O livro “Diplomacia Todo-o-Terreno. Jacarta 1999, o Processo de Timor-Leste”, recentemente editado, é muito mais do que uma longa entrevista da jornalista Bárbara Reis a Ana Gomes. E se fosse já não seria pouco. Na verdade, já seria muito. Porque, ambas, a jornalista que em cinco anos de correspondente do Público em Nova Iorque não perdeu de vista o processo timorense, a tal ponto que viria a ser, na fase imediatamente anterior à independência de Timor-Leste, porta-voz de Sérgio Vieira de Mello e a diplomata a quem Jaime Gama incumbiu de chefiar a secção de interesses de Portugal na Indonésia quando Xanana ainda estava preso, têm uma leitura privilegiada do nascimento de uma nação. Ambas estiveram por dentro do processo timorense, conheceram o pensamento dos grandes protagonistas, dos heróis e dos pusilânimes, dos ardilosos e dos que nada tinham na manga senão o mais apetecido dos trunfos, o desejo de liberdade.
O que a entrevistadora notável e a diplomata destemida, para quem a palavra “logo” quer dizer “agora, já”, e não “mais tarde”, o que ambas fazem neste livro é muito mais do que uma revisitação do processo que conduziu à independência de Timor, unindo as pontas soltas, fazendo luz sobre tanto que permanecia na penumbra. Neste livro, perguntas e respostas tecem uma teia luminosa sobre os factos para que remetem e sobre os seus bastidores. A cada página surgem episódios, por vezes desconcertantes, virando do avesso a imagem que construíramos de um dado protagonista.

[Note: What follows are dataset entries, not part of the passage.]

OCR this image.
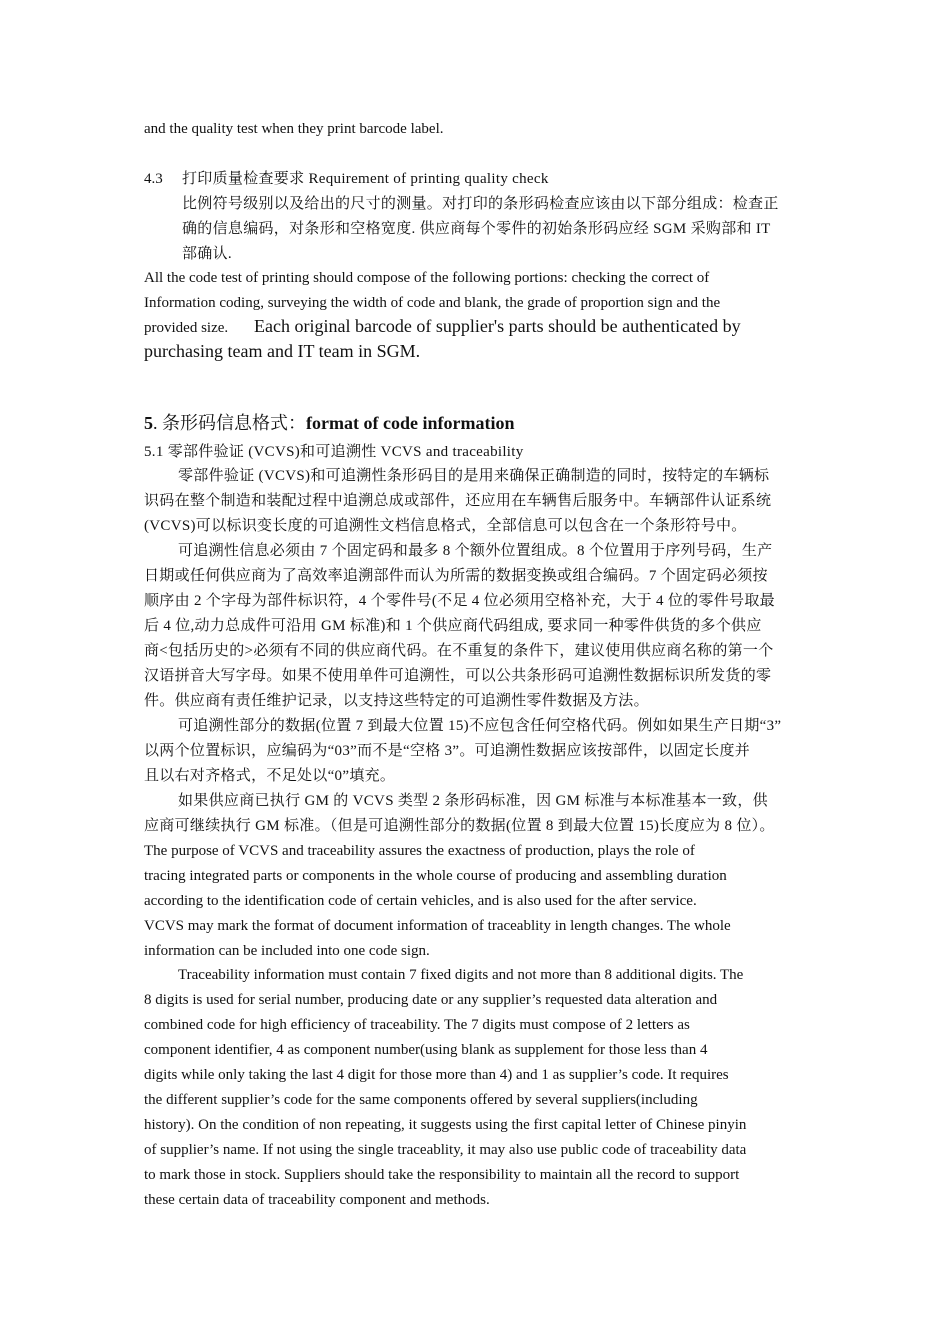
and the quality test when they print barcode label.
4.3 打印质量检查要求 Requirement of printing quality check
比例符号级别以及给出的尺寸的测量。对打印的条形码检查应该由以下部分组成：检查正
确的信息编码，对条形和空格宽度. 供应商每个零件的初始条形码应经 SGM 采购部和 IT
部确认.
All the code test of printing should compose of the following portions: checking the correct of
Information coding, surveying the width of code and blank, the grade of proportion sign and the
provided size. Each original barcode of supplier's parts should be authenticated by
purchasing team and IT team in SGM.
5. 条形码信息格式：format of code information
5.1 零部件验证 (VCVS)和可追溯性 VCVS and traceability
零部件验证 (VCVS)和可追溯性条形码目的是用来确保正确制造的同时，按特定的车辆标
识码在整个制造和装配过程中追溯总成或部件，还应用在车辆售后服务中。车辆部件认证系统
(VCVS)可以标识变长度的可追溯性文档信息格式，全部信息可以包含在一个条形符号中。
可追溯性信息必须由 7 个固定码和最多 8 个额外位置组成。8 个位置用于序列号码，生产
日期或任何供应商为了高效率追溯部件而认为所需的数据变换或组合编码。7 个固定码必须按
顺序由 2 个字母为部件标识符，4 个零件号(不足 4 位必须用空格补充，大于 4 位的零件号取最
后 4 位,动力总成件可沿用 GM 标准)和 1 个供应商代码组成, 要求同一种零件供货的多个供应
商<包括历史的>必须有不同的供应商代码。在不重复的条件下，建议使用供应商名称的第一个
汉语拼音大写字母。如果不使用单件可追溯性，可以公共条形码可追溯性数据标识所发货的零
件。供应商有责任维护记录，以支持这些特定的可追溯性零件数据及方法。
可追溯性部分的数据(位置 7 到最大位置 15)不应包含任何空格代码。例如如果生产日期“3”
以两个位置标识，应编码为“03”而不是“空格 3”。可追溯性数据应该按部件，以固定长度并
且以右对齐格式，不足处以“0”填充。
如果供应商已执行 GM 的 VCVS 类型 2 条形码标准，因 GM 标准与本标准基本一致，供
应商可继续执行 GM 标准。（但是可追溯性部分的数据(位置 8 到最大位置 15)长度应为 8 位）。
The purpose of VCVS and traceability assures the exactness of production, plays the role of
tracing integrated parts or components in the whole course of producing and assembling duration
according to the identification code of certain vehicles, and is also used for the after service.
VCVS may mark the format of document information of traceablity in length changes. The whole
information can be included into one code sign.
Traceability information must contain 7 fixed digits and not more than 8 additional digits. The
8 digits is used for serial number, producing date or any supplier’s requested data alteration and
combined code for high efficiency of traceability. The 7 digits must compose of 2 letters as
component identifier, 4 as component number(using blank as supplement for those less than 4
digits while only taking the last 4 digit for those more than 4) and 1 as supplier’s code. It requires
the different supplier’s code for the same components offered by several suppliers(including
history). On the condition of non repeating, it suggests using the first capital letter of Chinese pinyin
of supplier’s name. If not using the single traceablity, it may also use public code of traceability data
to mark those in stock. Suppliers should take the responsibility to maintain all the record to support
these certain data of traceability component and methods.
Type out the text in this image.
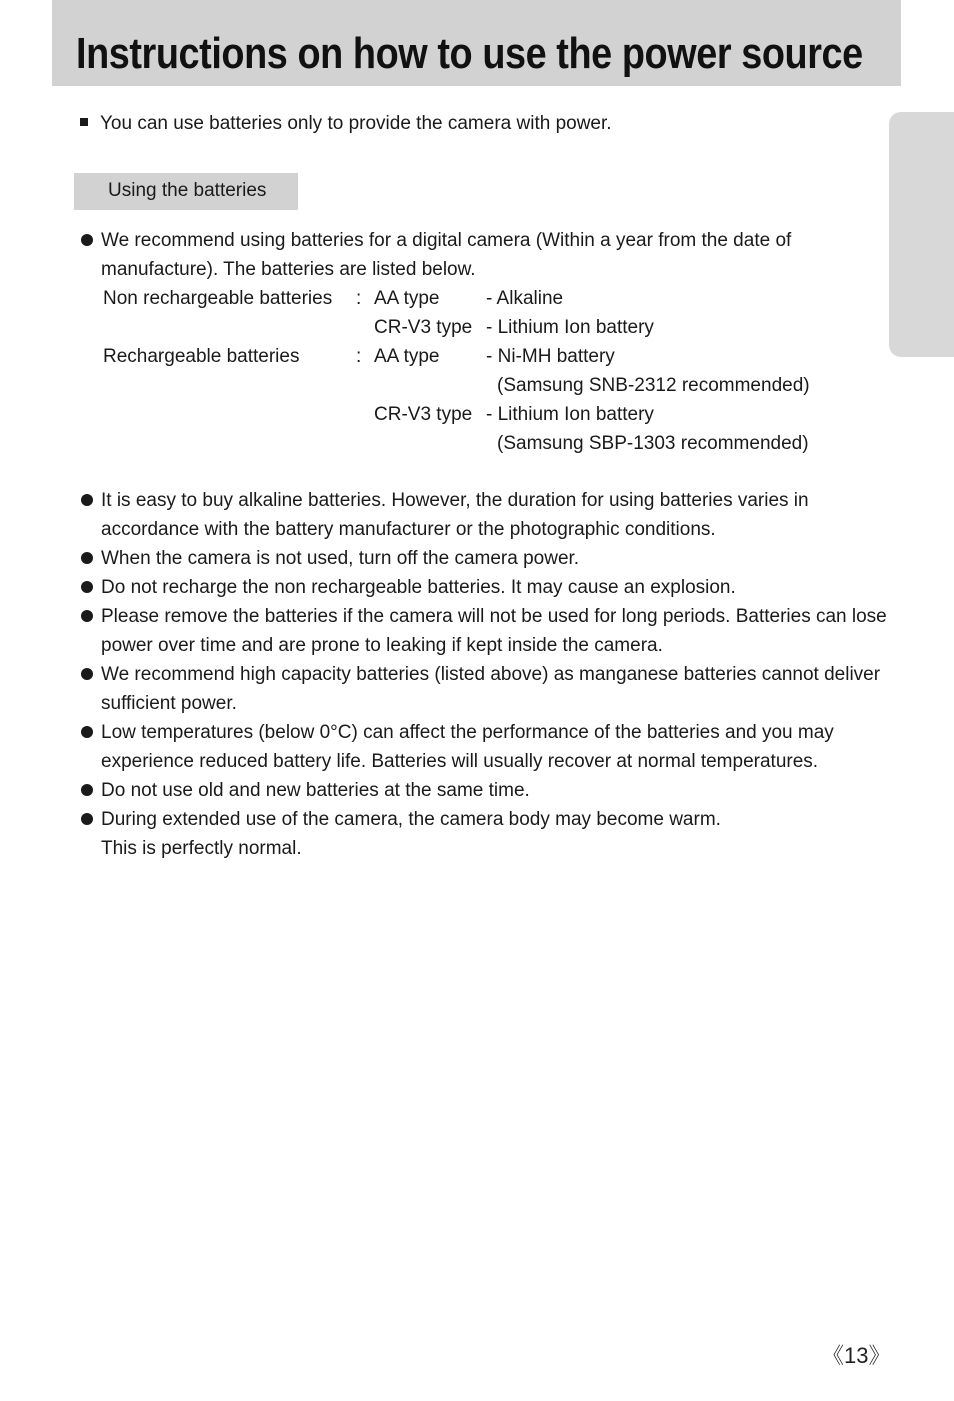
Instructions on how to use the power source
You can use batteries only to provide the camera with power.
Using the batteries
We recommend using batteries for a digital camera (Within a year from the date of
manufacture). The batteries are listed below.
Non rechargeable batteries : AA type - Alkaline
CR-V3 type - Lithium Ion battery
Rechargeable batteries	: AA type - Ni-MH battery
(Samsung SNB-2312 recommended)
CR-V3 type - Lithium Ion battery
(Samsung SBP-1303 recommended)
It is easy to buy alkaline batteries. However, the duration for using batteries varies in
accordance with the battery manufacturer or the photographic conditions.
When the camera is not used, turn off the camera power.
Do not recharge the non rechargeable batteries. It may cause an explosion.
Please remove the batteries if the camera will not be used for long periods. Batteries can lose
power over time and are prone to leaking if kept inside the camera.
We recommend high capacity batteries (listed above) as manganese batteries cannot deliver
sufficient power.
Low temperatures (below 0°C) can affect the performance of the batteries and you may
experience reduced battery life. Batteries will usually recover at normal temperatures.
Do not use old and new batteries at the same time.
During extended use of the camera, the camera body may become warm.
This is perfectly normal.
《13》
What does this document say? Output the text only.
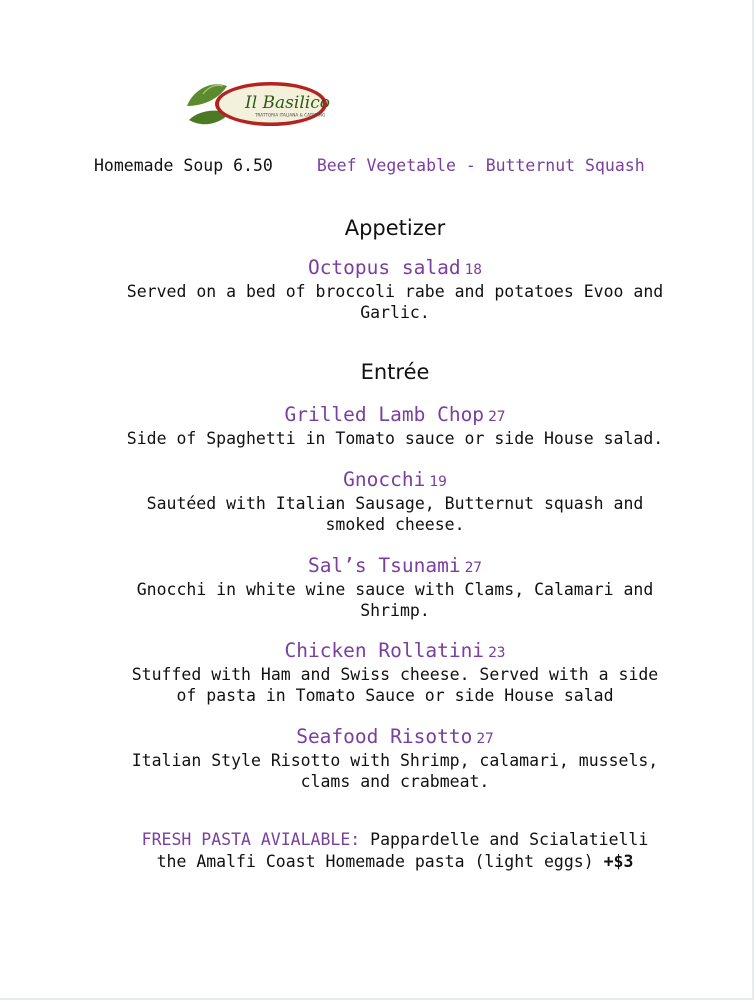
Il Basilico
TRATTORIA ITALIANA & CATERING
Homemade Soup 6.50	Beef Vegetable - Butternut Squash
Appetizer
Octopus salad 18
Served on a bed of broccoli rabe and potatoes Evoo and
Garlic.
Entrée
Grilled Lamb Chop 27
Side of Spaghetti in Tomato sauce or side House salad.
Gnocchi 19
Sautéed with Italian Sausage, Butternut squash and
smoked cheese.
Sal’s Tsunami 27
Gnocchi in white wine sauce with Clams, Calamari and
Shrimp.
Chicken Rollatini 23
Stuffed with Ham and Swiss cheese. Served with a side
of pasta in Tomato Sauce or side House salad
Seafood Risotto 27
Italian Style Risotto with Shrimp, calamari, mussels,
clams and crabmeat.
FRESH PASTA AVIALABLE: Pappardelle and Scialatielli
the Amalfi Coast Homemade pasta (light eggs) +$3
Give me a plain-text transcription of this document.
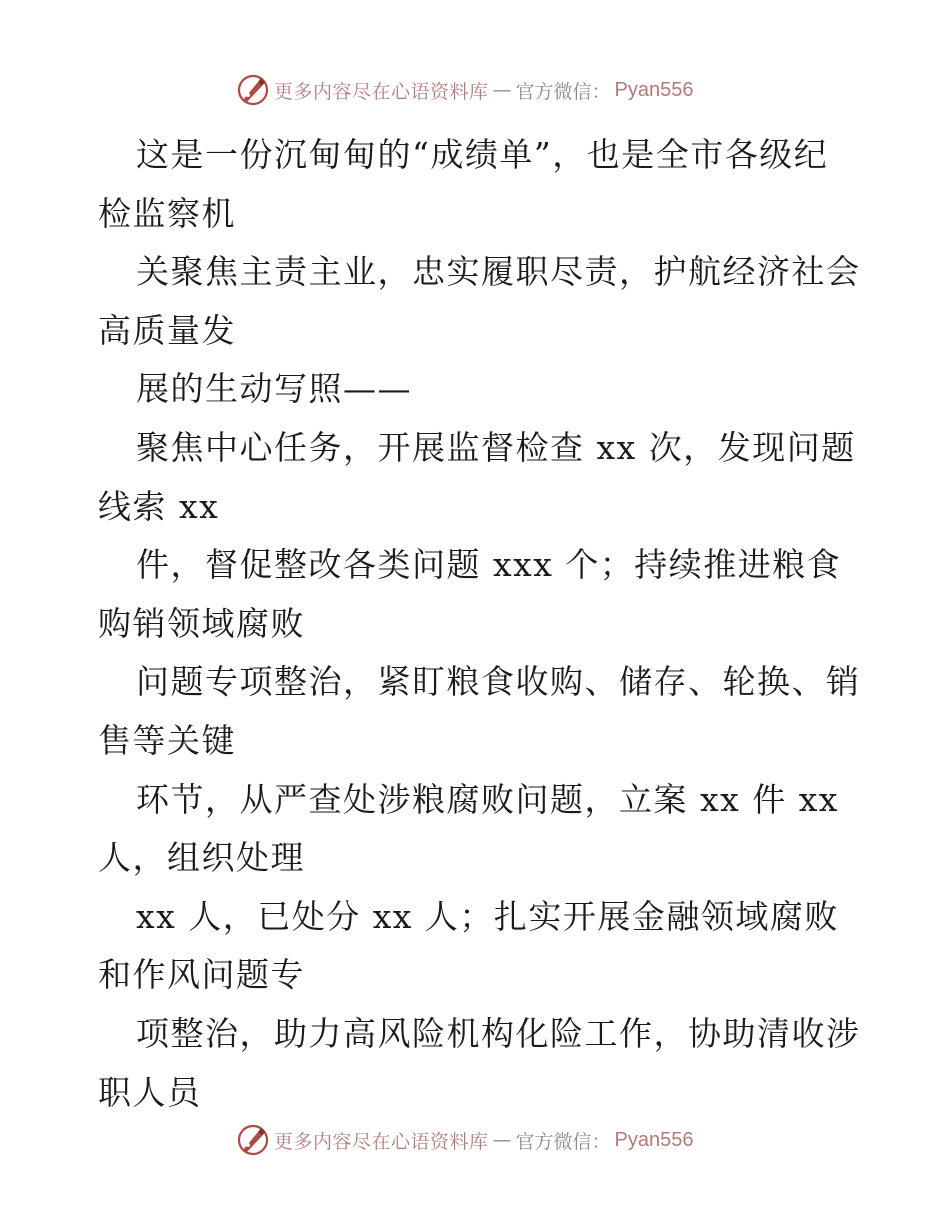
更多内容尽在心语资料库 — 官方微信： Pyan556
这是一份沉甸甸的“成绩单”，也是全市各级纪
检监察机
关聚焦主责主业，忠实履职尽责，护航经济社会
高质量发
展的生动写照——
聚焦中心任务，开展监督检查 xx 次，发现问题
线索 xx
件，督促整改各类问题 xxx 个；持续推进粮食
购销领域腐败
问题专项整治，紧盯粮食收购、储存、轮换、销
售等关键
环节，从严查处涉粮腐败问题，立案 xx 件 xx
人，组织处理
xx 人，已处分 xx 人；扎实开展金融领域腐败
和作风问题专
项整治，助力高风险机构化险工作，协助清收涉
职人员
更多内容尽在心语资料库 — 官方微信： Pyan556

Esta é uma abordagem rigorosa na qual a diplomacia não cede ao salamaleque nem ao croquete. Isso permite que Ana Gomes tenha criado laços de confiança com Ali Alatas que permitiram reaver a casa onde funcionara a representação portuguesa em Djacarta, antes do corte de relações com os indonésios. A casa estava fechada, a chave em poder dos holandeses que não sabiam localizá-la. Quando foi reocupada, mantinha nas paredes dois velhos escudos portugueses e estava degradada, rodeada de um enorme matagal. O que Ana Gomes diz de Ali Alatas (a quem considera um bom diplomata) só pode ser dito por quem não observou a Indonésia com óculos a preto e branco. Isso explica o olhar tão próximo de um território e da sua História e da sua Cultura e do que nesse território testemunha cinco séculos de presença portuguesa. Esse olhar é o nosso cicerone no documentário “A Minha Indonésia” que a RTP2 exibiu recentemente.
O livro permite-nos “ler” pela primeira vez alguns dos muitos telegramas secretos que Ana Gomes expediu de Djacarta para o MNE, em cujo Arquivo Histórico-Diplomático foram ganhando pó. A mulher que esticou, muitas vezes, a corda da História conta que, quando o seu colega Afonso Malheiro, que redigiu boa parte dos telegramas, mostrava o receio de que ninguém, nas Necessidades, lesse o que escreviam, lhe respondia: “Não te preocupes, estamos a escrever para a História! Alguém nos há-de ler um dia!”. Sinto-me privilegiado, ao mergulhar neste livro que não é para ler, mas para devorar. E isso agradeço muito a Bárbara Reis e a Ana Gomes.